[
https://issues.apache.org/jira/browse/MAHOUT-605?page=com.atlassian.jira.plugin.system.issuetabpanels:comment-tabpanel&focusedCommentId=12994054#comment-12994054
]
Robin Swezey commented on MAHOUT-605:
-------------------------------------
Ted: Yes, this is my question. If the weights are indeed normal weight and
complementary weight, then this means in terms of design that we need to
reverse the array again when we use CNB? To obtain the _real_ most probable
class (not a class weighed by its complementary) first and then the others.
Also for example, in public ClassifierResult classifyDocument(String[]

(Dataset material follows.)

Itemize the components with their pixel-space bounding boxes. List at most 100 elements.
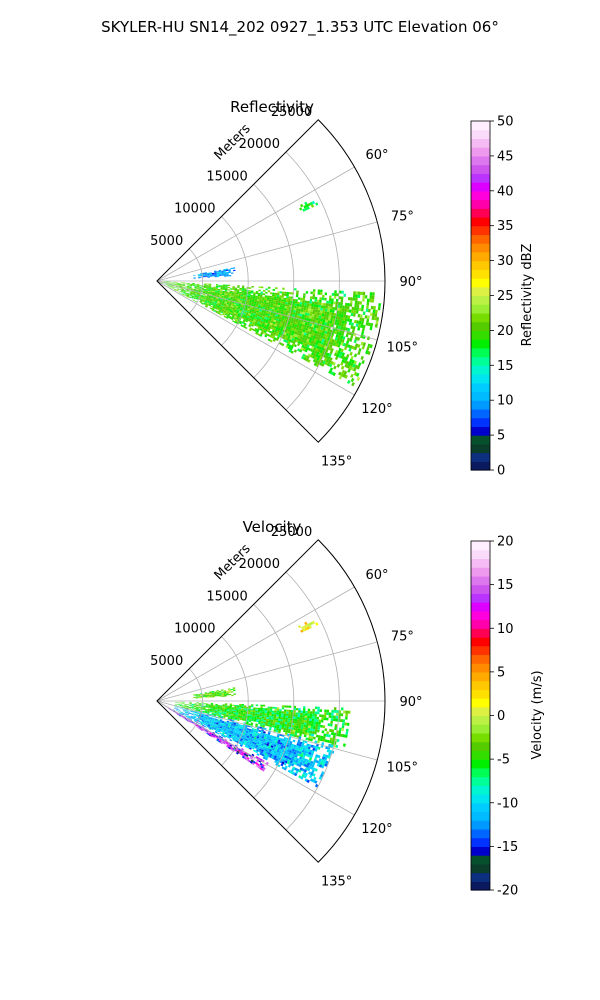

document, Datastore datastore, String defaultCategory), this would imply:
-- if (max < prob) {
++ if (max > prob) {
if I catch you right on what you say.
Robin A: Yes, we are using the cbayes option. If the values are indeed coming
different for NB and CNB then I think the matter is solved.
> Array returned by classifier.bayes.algorithm.CBayesAlgorithm.classifyDocument
> is sorted ascendant
> -------------------------------------------------------------------------------------------------
>
> Key: MAHOUT-605
> URL: https://issues.apache.org/jira/browse/MAHOUT-605
> Project: Mahout
> Issue Type: Bug
> Components: Classification
> Affects Versions: 0.4
> Environment: Linux
> Reporter: Robin Swezey
> Assignee: Robin Anil
> Priority: Minor
> Labels: bayesian, classification
> Fix For: 0.5
>
> Original Estimate: 1h
> Remaining Estimate: 1h
>
> The array returned for a n-best call to classifyDocument is sorted ascendant
> instead of descendant.
> Ex:
> {quote}
> 47-best: [ClassifierResult\{category='香川県', score=32.28281232047167\},
> ClassifierResult\{category='宮崎県', score=32.28969992600906\}, ......,
> ClassifierResult\{category='愛知県', score=32.487981016587796\},
> ClassifierResult\{category='東京都', score=32.49189358054859\},
> ClassifierResult\{category='北海道', score=32.49811200756193\}]
> {quote}
> (classification of documents for Japanese prefectures)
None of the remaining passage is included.